Still, there is upward pressure upon inventory figures as inventory-to-sales ratios increase in sectors like manufacturing and wholesale (charts 3, 4). Retail inventories are quarterly and only up to Q2 so far. There is debate over the extent to which this inventory build is undesired versus desired and on balance I lean more toward the latter. Improving supply chains are making it more possible to re-stock into the holiday shopping season and across the broader economy. Sundry disruptions to supply chains will probably continue to bias firms toward higher inventory buffers given how vulnerable their operations proved to be to various supply chain shocks that left them without product to sell. In my opinion, just-in-time worked for a while in key sectors but has been a disaster in the serial disruptions to supply chains that started with trade frictions after the 2016 US Presidential election and Brexit vote and then built upon themselves when the pandemic arrived and geopolitical frictions intensified.
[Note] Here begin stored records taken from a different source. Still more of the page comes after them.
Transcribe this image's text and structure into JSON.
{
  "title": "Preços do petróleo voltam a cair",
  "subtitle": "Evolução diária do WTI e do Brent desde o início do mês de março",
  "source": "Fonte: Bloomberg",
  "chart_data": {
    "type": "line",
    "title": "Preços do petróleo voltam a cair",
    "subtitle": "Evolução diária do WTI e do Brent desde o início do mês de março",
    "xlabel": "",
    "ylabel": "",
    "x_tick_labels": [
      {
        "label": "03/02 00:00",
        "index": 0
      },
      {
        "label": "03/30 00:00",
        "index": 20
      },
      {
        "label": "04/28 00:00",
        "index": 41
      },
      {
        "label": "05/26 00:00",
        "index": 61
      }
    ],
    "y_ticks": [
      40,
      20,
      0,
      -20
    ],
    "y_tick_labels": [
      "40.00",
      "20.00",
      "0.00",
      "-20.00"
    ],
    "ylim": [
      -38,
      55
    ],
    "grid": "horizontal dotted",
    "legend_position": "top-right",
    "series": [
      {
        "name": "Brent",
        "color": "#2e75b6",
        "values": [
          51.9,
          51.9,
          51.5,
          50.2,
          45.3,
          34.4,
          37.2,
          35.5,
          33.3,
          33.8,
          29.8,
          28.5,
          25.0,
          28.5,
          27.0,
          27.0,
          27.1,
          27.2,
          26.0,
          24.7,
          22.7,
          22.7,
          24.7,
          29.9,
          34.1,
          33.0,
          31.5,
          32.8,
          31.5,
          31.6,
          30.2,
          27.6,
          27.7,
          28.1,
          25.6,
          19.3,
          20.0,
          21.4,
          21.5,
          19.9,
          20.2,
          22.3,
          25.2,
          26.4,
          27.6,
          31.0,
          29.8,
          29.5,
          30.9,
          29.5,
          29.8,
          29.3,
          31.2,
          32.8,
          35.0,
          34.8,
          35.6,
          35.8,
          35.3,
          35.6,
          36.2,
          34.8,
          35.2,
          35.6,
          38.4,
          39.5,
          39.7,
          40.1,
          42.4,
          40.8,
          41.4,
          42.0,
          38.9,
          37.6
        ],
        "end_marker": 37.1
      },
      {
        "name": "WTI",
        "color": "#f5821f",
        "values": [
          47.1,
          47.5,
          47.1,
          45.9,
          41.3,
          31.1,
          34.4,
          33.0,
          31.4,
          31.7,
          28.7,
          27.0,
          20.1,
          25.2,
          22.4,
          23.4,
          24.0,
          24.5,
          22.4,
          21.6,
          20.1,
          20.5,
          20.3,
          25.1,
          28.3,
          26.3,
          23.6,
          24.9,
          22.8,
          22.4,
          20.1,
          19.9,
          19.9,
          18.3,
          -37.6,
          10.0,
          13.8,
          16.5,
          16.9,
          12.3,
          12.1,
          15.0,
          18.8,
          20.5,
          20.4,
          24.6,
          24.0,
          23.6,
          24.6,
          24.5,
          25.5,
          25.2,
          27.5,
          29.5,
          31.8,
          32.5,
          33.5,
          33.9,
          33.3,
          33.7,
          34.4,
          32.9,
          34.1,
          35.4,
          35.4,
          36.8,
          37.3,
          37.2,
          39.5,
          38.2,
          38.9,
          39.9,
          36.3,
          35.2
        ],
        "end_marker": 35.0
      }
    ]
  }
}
Breadth was mixed in July with chart 5 showing unweighted growth by sector and chart 6 showing the weighted contributions to GDP growth that take into account the relative importance of each sector. A handful of sectors kept growth in the black. Strong crop conditions are better than those faced in large parts of Europe and the US that are experiencing drought and this was behind the agricultural sector’s gains. Higher oil production drove the gain in the mining/quarrying/oil/gas sector that topped the charts. Retail trade was soft
Statcan does not release details behind the August guidance and only flags increases in retail and wholesale trade plus ag/forestry/fishing versus declines in manufacturing and oil and gas extraction off of July’s strength.